I came across the sentence "He visited Chicago many times when he lived in the U.S.", and seemingly the last period is for the ending of the sentence. So is "U.S" a correct abbreviation? This is a sentence from an exam question and I am a bit too curious.
The abbreviation is correctly shown as U.S. A sentence must, as you understand, be ended by a period (full stop), question mark, or exclamation mark. If a sentence is ended by a period which is part of an abbreviation, then that single final period does double duty - it (1) indicates the abbreviation and (2) ends the sentence.
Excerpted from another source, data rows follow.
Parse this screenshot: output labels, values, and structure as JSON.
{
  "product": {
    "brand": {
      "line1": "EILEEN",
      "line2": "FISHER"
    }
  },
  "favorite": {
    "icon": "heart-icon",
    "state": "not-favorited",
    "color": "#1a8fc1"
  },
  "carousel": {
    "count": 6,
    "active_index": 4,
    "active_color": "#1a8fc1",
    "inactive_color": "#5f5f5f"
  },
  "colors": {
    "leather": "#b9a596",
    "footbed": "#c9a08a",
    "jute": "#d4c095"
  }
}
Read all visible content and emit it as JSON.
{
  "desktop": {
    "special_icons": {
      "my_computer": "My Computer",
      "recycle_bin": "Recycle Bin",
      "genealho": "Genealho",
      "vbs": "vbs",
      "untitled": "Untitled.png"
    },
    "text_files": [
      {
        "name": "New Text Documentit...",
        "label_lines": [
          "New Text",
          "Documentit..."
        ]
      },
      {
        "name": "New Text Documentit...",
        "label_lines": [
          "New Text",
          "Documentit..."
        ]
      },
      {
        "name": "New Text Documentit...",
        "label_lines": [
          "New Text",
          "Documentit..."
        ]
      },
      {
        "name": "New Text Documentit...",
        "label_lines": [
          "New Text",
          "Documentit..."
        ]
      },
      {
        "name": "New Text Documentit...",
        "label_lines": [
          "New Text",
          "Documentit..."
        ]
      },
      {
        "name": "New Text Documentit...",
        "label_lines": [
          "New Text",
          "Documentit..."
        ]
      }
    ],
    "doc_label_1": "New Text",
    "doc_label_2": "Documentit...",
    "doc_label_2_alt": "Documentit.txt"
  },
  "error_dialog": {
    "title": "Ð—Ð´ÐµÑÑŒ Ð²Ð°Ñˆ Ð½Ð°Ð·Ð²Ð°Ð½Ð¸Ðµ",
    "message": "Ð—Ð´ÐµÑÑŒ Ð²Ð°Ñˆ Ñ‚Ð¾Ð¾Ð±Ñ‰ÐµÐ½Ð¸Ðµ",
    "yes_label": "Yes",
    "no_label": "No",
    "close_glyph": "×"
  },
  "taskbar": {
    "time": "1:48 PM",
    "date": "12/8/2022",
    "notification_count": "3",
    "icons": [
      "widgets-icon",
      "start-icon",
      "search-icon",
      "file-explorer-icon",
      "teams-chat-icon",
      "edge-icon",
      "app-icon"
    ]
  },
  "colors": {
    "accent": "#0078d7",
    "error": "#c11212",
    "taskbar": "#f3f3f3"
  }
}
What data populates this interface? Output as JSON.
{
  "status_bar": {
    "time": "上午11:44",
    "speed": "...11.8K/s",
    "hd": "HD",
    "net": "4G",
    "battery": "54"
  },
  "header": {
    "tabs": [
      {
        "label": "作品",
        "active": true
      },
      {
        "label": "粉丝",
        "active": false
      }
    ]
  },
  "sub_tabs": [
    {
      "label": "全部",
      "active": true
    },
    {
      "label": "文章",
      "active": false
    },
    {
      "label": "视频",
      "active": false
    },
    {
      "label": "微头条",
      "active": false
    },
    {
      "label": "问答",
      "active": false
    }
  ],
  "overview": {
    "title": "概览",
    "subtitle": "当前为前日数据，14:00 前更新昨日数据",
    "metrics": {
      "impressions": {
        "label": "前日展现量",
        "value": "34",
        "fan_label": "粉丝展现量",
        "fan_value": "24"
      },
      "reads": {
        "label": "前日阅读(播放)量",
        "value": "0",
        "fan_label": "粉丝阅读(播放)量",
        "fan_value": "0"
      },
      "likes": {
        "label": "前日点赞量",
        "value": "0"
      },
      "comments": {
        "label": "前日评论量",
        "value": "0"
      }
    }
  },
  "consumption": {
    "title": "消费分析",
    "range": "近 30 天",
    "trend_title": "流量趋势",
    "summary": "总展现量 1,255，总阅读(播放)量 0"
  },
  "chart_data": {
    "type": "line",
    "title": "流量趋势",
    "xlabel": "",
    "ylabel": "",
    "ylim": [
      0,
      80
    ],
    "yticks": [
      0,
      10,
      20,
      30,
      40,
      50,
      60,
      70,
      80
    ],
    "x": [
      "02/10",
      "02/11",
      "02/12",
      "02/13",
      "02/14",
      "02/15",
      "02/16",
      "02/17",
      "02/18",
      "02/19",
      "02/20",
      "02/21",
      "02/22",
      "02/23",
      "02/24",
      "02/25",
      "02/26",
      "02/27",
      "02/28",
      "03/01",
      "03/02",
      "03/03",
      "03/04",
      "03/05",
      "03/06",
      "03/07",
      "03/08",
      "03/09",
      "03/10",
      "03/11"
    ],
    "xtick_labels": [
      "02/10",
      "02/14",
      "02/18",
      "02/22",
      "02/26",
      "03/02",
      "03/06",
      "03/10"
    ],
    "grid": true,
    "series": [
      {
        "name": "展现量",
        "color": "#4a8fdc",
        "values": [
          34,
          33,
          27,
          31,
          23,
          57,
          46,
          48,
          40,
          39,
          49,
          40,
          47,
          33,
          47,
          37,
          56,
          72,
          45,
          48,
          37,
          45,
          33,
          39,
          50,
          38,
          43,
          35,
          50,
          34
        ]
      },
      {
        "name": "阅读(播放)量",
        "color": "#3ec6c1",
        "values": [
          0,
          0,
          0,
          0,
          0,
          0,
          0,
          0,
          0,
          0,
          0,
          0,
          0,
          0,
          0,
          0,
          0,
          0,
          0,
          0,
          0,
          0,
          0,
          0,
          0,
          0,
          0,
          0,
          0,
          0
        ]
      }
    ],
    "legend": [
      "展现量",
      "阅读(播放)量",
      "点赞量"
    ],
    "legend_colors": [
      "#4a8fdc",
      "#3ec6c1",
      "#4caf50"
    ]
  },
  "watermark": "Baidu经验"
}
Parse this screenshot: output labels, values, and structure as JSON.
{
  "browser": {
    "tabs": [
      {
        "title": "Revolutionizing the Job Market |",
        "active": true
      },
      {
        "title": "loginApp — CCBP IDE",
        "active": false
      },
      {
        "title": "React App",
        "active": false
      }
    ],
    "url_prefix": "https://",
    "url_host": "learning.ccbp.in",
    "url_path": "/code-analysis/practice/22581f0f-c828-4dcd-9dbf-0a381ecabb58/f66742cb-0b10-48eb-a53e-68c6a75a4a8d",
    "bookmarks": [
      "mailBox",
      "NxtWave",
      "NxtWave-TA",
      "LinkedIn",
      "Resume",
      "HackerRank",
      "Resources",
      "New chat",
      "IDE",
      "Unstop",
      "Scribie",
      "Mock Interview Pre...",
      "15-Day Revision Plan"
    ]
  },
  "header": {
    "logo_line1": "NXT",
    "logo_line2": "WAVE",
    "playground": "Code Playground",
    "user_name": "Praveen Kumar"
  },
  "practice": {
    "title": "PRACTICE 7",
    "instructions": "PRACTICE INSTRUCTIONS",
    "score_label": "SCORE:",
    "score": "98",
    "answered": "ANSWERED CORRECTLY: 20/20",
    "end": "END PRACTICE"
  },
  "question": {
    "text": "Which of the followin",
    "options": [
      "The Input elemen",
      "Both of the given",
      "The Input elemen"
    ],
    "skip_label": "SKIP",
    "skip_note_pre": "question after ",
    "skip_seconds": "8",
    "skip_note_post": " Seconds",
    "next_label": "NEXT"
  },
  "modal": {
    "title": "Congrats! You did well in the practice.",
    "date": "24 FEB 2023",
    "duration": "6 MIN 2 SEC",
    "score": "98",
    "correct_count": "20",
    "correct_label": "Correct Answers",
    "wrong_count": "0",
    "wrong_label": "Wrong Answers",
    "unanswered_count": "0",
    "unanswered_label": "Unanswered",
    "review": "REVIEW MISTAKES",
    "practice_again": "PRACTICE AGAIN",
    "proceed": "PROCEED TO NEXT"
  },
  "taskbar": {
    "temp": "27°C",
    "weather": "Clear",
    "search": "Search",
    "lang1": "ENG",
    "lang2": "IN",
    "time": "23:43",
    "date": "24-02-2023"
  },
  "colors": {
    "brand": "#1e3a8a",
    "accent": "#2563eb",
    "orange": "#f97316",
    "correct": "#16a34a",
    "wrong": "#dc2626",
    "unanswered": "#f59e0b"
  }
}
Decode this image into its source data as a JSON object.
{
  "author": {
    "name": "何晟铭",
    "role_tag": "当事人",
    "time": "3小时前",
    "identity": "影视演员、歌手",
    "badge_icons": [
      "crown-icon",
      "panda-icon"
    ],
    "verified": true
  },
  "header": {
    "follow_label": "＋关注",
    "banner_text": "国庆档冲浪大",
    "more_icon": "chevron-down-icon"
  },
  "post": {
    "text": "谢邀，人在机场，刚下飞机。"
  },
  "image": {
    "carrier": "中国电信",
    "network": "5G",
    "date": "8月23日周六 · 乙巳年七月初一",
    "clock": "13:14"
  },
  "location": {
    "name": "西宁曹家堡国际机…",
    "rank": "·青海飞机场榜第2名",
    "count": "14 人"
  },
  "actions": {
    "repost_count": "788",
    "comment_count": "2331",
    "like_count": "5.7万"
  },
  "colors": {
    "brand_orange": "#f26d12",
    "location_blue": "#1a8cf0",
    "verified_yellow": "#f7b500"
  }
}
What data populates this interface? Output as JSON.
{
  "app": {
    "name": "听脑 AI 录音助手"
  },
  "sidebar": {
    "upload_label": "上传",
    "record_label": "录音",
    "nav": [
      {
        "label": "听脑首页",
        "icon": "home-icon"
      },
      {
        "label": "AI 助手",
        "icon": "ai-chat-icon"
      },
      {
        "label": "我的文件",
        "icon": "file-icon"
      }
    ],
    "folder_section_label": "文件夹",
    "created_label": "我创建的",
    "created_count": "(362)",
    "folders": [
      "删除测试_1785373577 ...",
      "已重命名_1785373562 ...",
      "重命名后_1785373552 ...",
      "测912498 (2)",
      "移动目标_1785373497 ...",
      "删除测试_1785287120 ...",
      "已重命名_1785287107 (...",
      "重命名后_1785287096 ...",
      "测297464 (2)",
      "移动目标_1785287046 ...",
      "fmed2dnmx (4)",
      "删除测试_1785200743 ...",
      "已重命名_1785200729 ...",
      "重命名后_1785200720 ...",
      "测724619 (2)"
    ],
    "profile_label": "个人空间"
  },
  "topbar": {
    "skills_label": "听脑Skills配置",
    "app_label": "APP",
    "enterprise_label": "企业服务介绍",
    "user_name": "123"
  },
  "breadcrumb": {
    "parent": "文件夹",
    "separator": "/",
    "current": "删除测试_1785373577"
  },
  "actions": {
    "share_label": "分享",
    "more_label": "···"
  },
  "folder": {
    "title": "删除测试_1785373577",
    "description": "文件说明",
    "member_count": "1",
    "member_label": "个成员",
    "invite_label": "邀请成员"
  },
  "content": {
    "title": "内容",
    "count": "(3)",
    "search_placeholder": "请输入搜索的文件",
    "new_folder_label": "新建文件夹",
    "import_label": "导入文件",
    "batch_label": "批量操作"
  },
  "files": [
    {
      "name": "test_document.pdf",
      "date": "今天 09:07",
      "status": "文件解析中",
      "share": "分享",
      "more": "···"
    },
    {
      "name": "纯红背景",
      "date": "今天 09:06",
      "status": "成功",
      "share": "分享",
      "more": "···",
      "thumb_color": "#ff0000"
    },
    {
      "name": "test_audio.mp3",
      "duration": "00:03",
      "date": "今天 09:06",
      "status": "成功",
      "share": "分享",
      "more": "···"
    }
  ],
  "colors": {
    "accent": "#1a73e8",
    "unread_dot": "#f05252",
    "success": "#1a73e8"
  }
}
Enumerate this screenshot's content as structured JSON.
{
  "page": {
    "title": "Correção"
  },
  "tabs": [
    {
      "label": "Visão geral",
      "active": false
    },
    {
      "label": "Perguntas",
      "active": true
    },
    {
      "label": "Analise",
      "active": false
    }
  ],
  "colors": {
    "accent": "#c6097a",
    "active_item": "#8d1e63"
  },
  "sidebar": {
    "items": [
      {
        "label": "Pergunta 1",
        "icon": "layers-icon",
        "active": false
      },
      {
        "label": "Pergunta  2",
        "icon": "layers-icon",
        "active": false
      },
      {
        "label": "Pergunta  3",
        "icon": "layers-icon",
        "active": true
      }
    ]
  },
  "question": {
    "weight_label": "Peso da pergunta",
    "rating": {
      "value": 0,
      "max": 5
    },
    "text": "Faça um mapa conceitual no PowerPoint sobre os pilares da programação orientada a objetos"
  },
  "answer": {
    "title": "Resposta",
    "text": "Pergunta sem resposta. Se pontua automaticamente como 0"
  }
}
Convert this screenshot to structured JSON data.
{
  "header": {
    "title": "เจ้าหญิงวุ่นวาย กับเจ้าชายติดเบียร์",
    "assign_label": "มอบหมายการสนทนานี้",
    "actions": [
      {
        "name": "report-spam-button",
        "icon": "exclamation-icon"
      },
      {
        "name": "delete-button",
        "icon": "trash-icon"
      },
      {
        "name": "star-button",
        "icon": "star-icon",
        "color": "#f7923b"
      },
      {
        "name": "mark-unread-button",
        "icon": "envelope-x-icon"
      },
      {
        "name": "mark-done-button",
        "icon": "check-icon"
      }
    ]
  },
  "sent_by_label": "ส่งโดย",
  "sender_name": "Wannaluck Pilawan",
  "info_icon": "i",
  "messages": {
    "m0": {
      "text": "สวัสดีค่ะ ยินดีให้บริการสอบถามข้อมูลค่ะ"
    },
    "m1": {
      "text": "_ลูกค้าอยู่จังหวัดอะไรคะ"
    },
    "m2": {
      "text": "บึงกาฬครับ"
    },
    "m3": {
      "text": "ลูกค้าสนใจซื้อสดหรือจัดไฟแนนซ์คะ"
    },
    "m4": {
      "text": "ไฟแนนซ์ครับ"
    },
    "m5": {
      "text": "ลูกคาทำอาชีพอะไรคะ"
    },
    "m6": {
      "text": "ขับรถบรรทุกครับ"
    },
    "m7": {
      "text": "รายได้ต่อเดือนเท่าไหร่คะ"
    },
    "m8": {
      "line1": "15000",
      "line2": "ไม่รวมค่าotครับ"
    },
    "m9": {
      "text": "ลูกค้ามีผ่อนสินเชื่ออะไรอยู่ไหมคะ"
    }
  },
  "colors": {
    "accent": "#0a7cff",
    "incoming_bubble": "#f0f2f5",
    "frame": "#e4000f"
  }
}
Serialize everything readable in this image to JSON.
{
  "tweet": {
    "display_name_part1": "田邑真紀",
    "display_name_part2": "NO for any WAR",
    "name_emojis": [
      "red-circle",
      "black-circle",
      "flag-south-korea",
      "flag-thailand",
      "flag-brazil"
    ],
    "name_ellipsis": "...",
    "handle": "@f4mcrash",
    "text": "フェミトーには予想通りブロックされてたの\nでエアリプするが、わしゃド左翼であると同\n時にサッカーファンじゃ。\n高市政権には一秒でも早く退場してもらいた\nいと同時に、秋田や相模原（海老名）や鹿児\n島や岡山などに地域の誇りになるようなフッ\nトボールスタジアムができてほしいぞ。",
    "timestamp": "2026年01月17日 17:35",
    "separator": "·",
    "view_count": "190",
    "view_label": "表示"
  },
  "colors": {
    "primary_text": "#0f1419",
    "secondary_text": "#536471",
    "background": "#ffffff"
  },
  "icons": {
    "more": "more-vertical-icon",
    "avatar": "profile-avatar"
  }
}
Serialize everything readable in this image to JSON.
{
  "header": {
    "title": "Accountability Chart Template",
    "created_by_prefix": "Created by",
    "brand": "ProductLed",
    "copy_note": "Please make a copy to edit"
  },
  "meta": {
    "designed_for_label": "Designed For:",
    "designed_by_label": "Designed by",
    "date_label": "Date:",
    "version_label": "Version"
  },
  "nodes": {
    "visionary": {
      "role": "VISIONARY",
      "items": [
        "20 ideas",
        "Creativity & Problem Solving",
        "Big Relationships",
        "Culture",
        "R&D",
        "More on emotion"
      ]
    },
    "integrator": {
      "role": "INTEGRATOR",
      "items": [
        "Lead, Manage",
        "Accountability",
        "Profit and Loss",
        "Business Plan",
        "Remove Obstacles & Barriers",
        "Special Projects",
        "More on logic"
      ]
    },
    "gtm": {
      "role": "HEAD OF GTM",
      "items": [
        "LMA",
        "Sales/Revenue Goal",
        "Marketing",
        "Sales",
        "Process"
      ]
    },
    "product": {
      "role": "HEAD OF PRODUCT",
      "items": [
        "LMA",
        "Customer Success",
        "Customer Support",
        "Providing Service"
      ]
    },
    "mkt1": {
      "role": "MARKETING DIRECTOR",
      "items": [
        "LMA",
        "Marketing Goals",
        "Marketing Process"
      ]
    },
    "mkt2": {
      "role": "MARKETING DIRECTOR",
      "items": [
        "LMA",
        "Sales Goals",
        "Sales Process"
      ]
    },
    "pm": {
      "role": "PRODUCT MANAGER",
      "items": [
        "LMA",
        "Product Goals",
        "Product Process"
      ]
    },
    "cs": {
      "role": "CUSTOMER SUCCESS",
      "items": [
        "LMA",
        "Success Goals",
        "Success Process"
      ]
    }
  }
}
If the sentence is an exclamation or question, then the mark must be added after the period ending the abbreviation:
I want to live in the U.S.!
How long have you lived in the U.S.?
Particularly outside the US, there is a modern tendency to write abbreviations such as US, BBC, UK, etc, without periods, and then the normal rules for ending a sentence are followed:
I often listen to the BBC.
I love the scenery in the UK!
Have you visited the US?
You never end a sentence with a double period. This is written in many of the major style guides. For example, Chicago:
Why, after a lifetime (I trust) of never encountering two periods in a row, do readers suddenly think this might be a good idea? In any case, here are some answers: Don’t ever put two periods in a row. Put one period at the end of a declarative sentence, even if it ends with an abbreviation or a URL. (Questions and exclamations use question marks and exclamation points instead of a period, not in addition to one, even in quotations.)
A sentence should never have two periods at the end. If a sentence ends with an abbreviation followed by a period, do not add an additional period
Whether or not you should use "U.S." or "US" is a matter of style; both are used. In APA, you would use US unless it is being used as an adjective (and — again — you would not use a double period if it was at the end of a sentence).
These prior answers are good but I feel that they may be room for the OP (or subsequent searchers) to still feel that their question isn't being answered: "U.S." (two periods) is the norm in North America; "US" with no periods may be preferred by some style guides (one hopes not in all-caps contexts). In no event is "U.S" with only one period used...except that at the end of a sentence, we don't put double periods. This is not so much a grammar or spelling rule as it is a typographer's convention, much like the (now largely obsolete) placement of a period inside a quotation at the end of a sentence.
So in the quoted sentence, the author was essentially using "U.S." with two periods, and then needed to end the sentence with a period, and those periods got munged into one another. Basically the rule would be "when a sentence ends with an abbreviation that terminates in a period, drop the abbreviation's period before adding the sentence's period." As others have said, if the sentence uses something other than a period, the abbreviation keeps its period.